The politicians and their advisers decided that there was no commercial future for satellite launch, and that because we were in the process of withdrawing to the NATO theatre we had no need for military communications satellites.

I do not understand the Chemistry in Scott Manley's videos, but someone like @Ortholith probably does!
 

Yokel

LE
First UK satellite launch in summer 2022

The first satellite launch from the UK will take place this summer as Prometheus-2 takes off from Spaceport Cornwall in Newquay, the Defence Procurement Minister, Jeremy Quin has announced today.

Built by In-Space Missions Ltd, based in Hampshire, and designed with Airbus Defence and Space, Prometheus-2 is a collaboration between the UK Ministry of Defence and international partners, including the US National Reconnaissance Office (NRO).

Two shoebox-sized satellites, ‘Cubesats’, will provide a test platform for monitoring radio signals including GPS and sophisticated imaging, paving the way for a more collaborative and connected space communication system with our allies.

This space mission will allow MOD to better understand how the UK and its international partners can work together to create a more capable and flexible system at a lower cost than could be achieved alone. The technology on board the satellites will enable MOD to identify new techniques and algorithms for operating satellites and data processing.


What launch vehicle will they use?
 
First UK satellite launch in summer 2022

The first satellite launch from the UK will take place this summer as Prometheus-2 takes off from Spaceport Cornwall in Newquay, the Defence Procurement Minister, Jeremy Quin has announced today.

Built by In-Space Missions Ltd, based in Hampshire, and designed with Airbus Defence and Space, Prometheus-2 is a collaboration between the UK Ministry of Defence and international partners, including the US National Reconnaissance Office (NRO).

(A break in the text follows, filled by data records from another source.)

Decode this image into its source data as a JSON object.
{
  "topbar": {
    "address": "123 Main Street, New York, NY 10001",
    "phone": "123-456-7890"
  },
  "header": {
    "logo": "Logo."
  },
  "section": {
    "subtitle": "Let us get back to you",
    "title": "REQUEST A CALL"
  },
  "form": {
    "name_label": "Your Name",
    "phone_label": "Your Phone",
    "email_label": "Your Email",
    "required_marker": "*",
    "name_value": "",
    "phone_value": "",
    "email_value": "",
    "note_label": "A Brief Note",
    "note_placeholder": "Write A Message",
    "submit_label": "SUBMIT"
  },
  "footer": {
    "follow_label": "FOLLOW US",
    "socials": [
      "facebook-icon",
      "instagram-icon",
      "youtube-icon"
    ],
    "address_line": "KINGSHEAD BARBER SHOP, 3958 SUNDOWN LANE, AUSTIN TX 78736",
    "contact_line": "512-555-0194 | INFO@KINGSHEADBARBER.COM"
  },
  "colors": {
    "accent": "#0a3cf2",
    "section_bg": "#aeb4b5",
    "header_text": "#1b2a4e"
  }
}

Two shoebox-sized satellites, ‘Cubesats’, will provide a test platform for monitoring radio signals including GPS and sophisticated imaging, paving the way for a more collaborative and connected space communication system with our allies.

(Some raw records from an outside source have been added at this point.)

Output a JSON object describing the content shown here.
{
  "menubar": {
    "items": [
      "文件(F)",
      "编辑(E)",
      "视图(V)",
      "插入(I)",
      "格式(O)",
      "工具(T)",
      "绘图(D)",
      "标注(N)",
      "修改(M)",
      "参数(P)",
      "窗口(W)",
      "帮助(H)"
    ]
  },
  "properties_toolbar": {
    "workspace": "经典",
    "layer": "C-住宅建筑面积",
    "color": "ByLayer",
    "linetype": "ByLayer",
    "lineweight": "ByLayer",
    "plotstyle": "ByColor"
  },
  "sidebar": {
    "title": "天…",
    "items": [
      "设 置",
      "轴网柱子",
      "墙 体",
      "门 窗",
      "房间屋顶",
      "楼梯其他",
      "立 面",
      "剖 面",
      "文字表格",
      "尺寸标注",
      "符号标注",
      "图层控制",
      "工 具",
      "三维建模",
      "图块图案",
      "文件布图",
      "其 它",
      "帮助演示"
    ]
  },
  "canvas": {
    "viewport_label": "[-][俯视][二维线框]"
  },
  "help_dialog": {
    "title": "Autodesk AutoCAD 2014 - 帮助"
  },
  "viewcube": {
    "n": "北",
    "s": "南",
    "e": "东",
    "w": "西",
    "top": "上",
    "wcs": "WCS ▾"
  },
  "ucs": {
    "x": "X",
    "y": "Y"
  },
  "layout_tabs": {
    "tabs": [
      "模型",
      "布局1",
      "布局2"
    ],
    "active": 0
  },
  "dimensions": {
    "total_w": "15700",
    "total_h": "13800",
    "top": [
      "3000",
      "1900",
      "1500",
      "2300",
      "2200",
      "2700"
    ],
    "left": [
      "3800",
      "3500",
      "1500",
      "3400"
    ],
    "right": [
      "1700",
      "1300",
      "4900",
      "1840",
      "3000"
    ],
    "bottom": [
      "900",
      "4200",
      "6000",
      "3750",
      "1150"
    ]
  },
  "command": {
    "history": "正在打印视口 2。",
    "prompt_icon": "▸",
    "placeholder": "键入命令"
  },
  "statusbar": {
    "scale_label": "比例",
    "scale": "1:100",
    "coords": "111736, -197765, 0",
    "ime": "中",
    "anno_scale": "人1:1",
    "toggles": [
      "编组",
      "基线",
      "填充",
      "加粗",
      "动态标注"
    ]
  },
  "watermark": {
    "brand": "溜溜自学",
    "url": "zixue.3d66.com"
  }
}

This space mission will allow MOD to better understand how the UK and its international partners can work together to create a more capable and flexible system at a lower cost than could be achieved alone. The technology on board the satellites will enable MOD to identify new techniques and algorithms for operating satellites and data processing.


What launch vehicle will they use?
Virgin Orbit - an air-launched rocket carried by a B747 called Cosmic Girl
 

Yokel

LE
Virgin Orbit - an air-launched rocket carried by a B747 called Cosmic Girl

Not really launching from Cornwall is it? It sounds very similar to the Pegasus launcher from Orbital - which is/was from a Tristar aircraft that had been converted by Marshall Aerospace in the UK. Could we have bought Pegasus ourselves - I imagine that export controls would not ne an issue.

We should have bought in to the Ariane programme in the 1970s.
 
Not really launching from Cornwall is it? It sounds very similar to the Pegasus launcher from Orbital - which is/was from a Tristar aircraft that had been converted by Marshall Aerospace in the UK. Could we have bought Pegasus ourselves - I imagine that export controls would not ne an issue.

We should have bought in to the Ariane programme in the 1970s.
Spaceport Cornwall would be very sad to read that. Semantics aside, the launch has to start somewhere.